Since Trump took office in 2017, there has been a sharp increase in audits to verify that employees are authorized to work in the United States. And there are plans to further increase the pressure on employers.
Employers who are found to be noncompliant may be subject to hefty administrative fines and even criminal prosecution in some cases.
A Look at the Numbers So Far
Between October 2016 and September 2017, only 1,360 audits were opened. From October 2017 through May 4, an astounding 2,282 employer audits were opened. That’s already an almost 60% increase on the previous time period, and there are still many months left.
According to the Associated Press, Derek Benner, head of ICE’s Homeland Security Investigations unit, said that the total could reach well over 5,000 by September 30, since another wave of audits is planned for the summer. The previous ICE audit peak was 3,127 in 2013.
The agency wants to keep the pressure on long-term. It has developed a plan to create an Employer Compliance Inspection Center that will move forward if there is enough funding and support. The goal is to create a “reasonable expectation” among employers that they will be subject to an audit.
Employer audits would be performed at that single location instead of at various regional offices as is the process now. And audit notices would be served electronically or by mail instead of in person. The most egregious cases would be sent to regional offices for further investigation.
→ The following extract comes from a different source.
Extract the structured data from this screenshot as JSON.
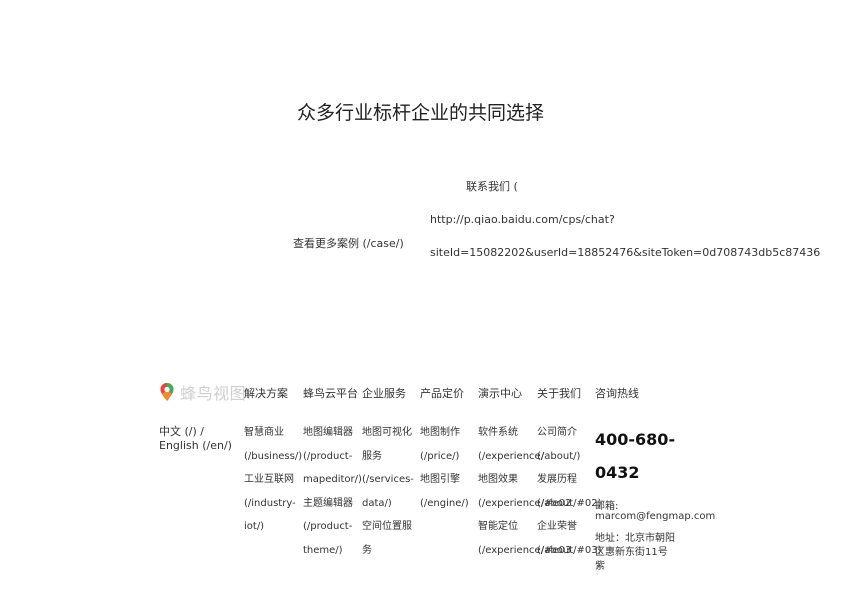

This plan would allow the agency to open as many as 15,000 audits each year.
What Does This Mean for Employers?
This sharp increase in audits means a substantially higher risk for employers who may be skating by now.
Due to immigration law’s complexity, many employers are unaware of I-9 errors or issues, and they could be in for a costly surprise, especially under the plan for an Employer Compliance Inspection Center.
The best way to protect you and your organization is to be proactive. Work with an immigration compliance lawyer to educate your team and run internal audits. This proactive approach is a mitigating factor on fines.
Many errors are correctable, and you can also ensure your team knows how to prevent issues from occurring in the first place.